In 1884, the Boston & Maine took over operations on the Eastern, including the Wolfeboro Railroad. The tracks in Wolfeboro were extended across Main Street to a dock on the shore of Lake Winnipesaukee for easy connections to lake steamboats, with a waiting room on the first floor of a factory. On Christmas Eve, 1899, the building burned down, and in 1900, the B&M built a new Lake Station.

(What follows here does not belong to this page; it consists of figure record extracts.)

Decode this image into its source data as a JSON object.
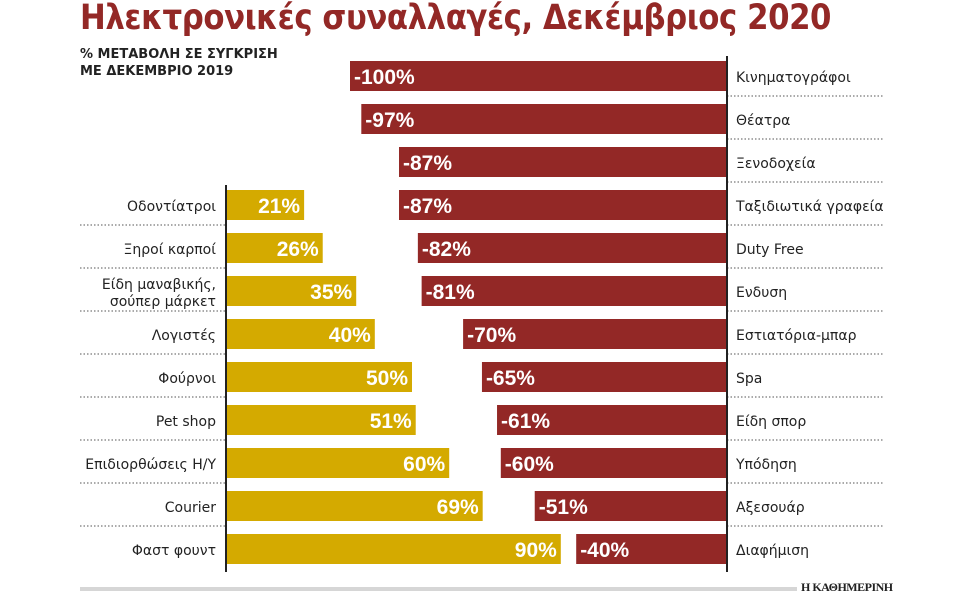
{
  "chart_data": {
    "type": "bar",
    "title": "Ηλεκτρονικές συναλλαγές, Δεκέμβριος 2020",
    "subtitle": [
      "% ΜΕΤΑΒΟΛΗ ΣΕ ΣΥΓΚΡΙΣΗ",
      "ΜΕ ΔΕΚΕΜΒΡΙΟ 2019"
    ],
    "colors": {
      "negative": "#932826",
      "positive": "#d4aa00"
    },
    "negative": {
      "categories": [
        "Κινηματογράφοι",
        "Θέατρα",
        "Ξενοδοχεία",
        "Ταξιδιωτικά γραφεία",
        "Duty Free",
        "Ενδυση",
        "Εστιατόρια-μπαρ",
        "Spa",
        "Είδη σπορ",
        "Υπόδηση",
        "Αξεσουάρ",
        "Διαφήμιση"
      ],
      "values": [
        -100,
        -97,
        -87,
        -87,
        -82,
        -81,
        -70,
        -65,
        -61,
        -60,
        -51,
        -40
      ],
      "labels": [
        "-100%",
        "-97%",
        "-87%",
        "-87%",
        "-82%",
        "-81%",
        "-70%",
        "-65%",
        "-61%",
        "-60%",
        "-51%",
        "-40%"
      ]
    },
    "positive": {
      "categories": [
        "Οδοντίατροι",
        "Ξηροί καρποί",
        [
          "Είδη μαναβικής,",
          "σούπερ μάρκετ"
        ],
        "Λογιστές",
        "Φούρνοι",
        "Pet shop",
        "Επιδιορθώσεις Η/Υ",
        "Courier",
        "Φαστ φουντ"
      ],
      "values": [
        21,
        26,
        35,
        40,
        50,
        51,
        60,
        69,
        90
      ],
      "labels": [
        "21%",
        "26%",
        "35%",
        "40%",
        "50%",
        "51%",
        "60%",
        "69%",
        "90%"
      ]
    }
  },
  "source": "Η ΚΑΘΗΜΕΡΙΝΗ"
}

On June 30, 1892, the Wolfeboro Railroad was acquired by the Boston & Maine as part of its purchase of the Eastern Railroad, and it continued operating the line as the Wolfeboro Branch. Also in 1892, the first post office for Wolfeboro Falls opened in the B&M station there. By 1903, the B&M had headquartered its Eastern Division in Sanbornville, running a large maintenance facility there. On April 8, 1911, the Sanbornville shops were destroyed in a fire. The B&M did not rebuild the facilities, sending trains instead to Dover for repairs.

===Decline===
In 1927, the B&M began using railcars on the line. In 1935, the lakefront station was closed, and on May 16, 1936, the B&M stopped running trains for passengers only, although it continued running mixed passenger and freight trains until about 1950. By the 1960s, only freight trains were running on the track.

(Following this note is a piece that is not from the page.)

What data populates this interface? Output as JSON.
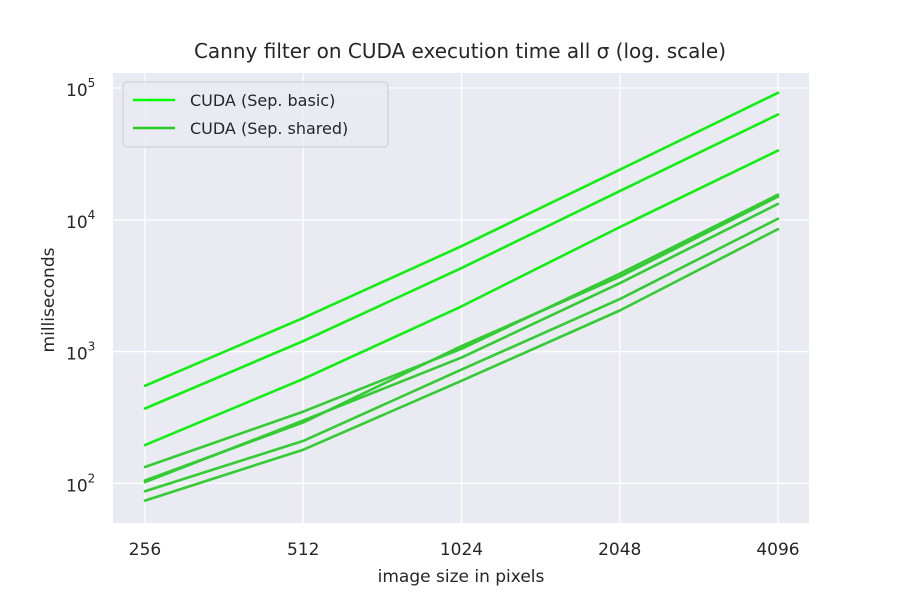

Once freight service became unprofitable, the B&M decided to close the line. However, throughout the 1970s and 1980s, several companies maintained the line as a heritage railway. On December 19, 1972, a new company called the Wolfeboro Rail Road Company (WRR) was founded and took over the line, running both freight trains and a tourist steam train and reopening the lakeshore station. On January 28, 1976, the WRR also began operation on a section of railroad owned by the State of NH, under an operating contract, on the opposite side of the lake, between Concord and Lincoln. However, in November 1977, facing financial trouble, the contract for operations on the Concord to Lincoln line was cancelled, and a new contract was awarded to the Goodwin Railroad.

In 1979, the Wolfeboro Steam Railroad Corporation bought the Wolfeboro line, running tourist trains from 1980 until 1985. In 1985, the line was purchased by the State of New Hampshire, which uses the right-of-way as the Wolfeboro Recreational Rail Trail, now known as the Cotton Valley Rail Trail. The rails are intact, and they are actively used by rail clubs. The rail corridor is maintained by members of the Cotton Valley Rail Trail Club. In 1987, Wolfeboro Station was struck by lightning and caught fire, and it was repaired by the town.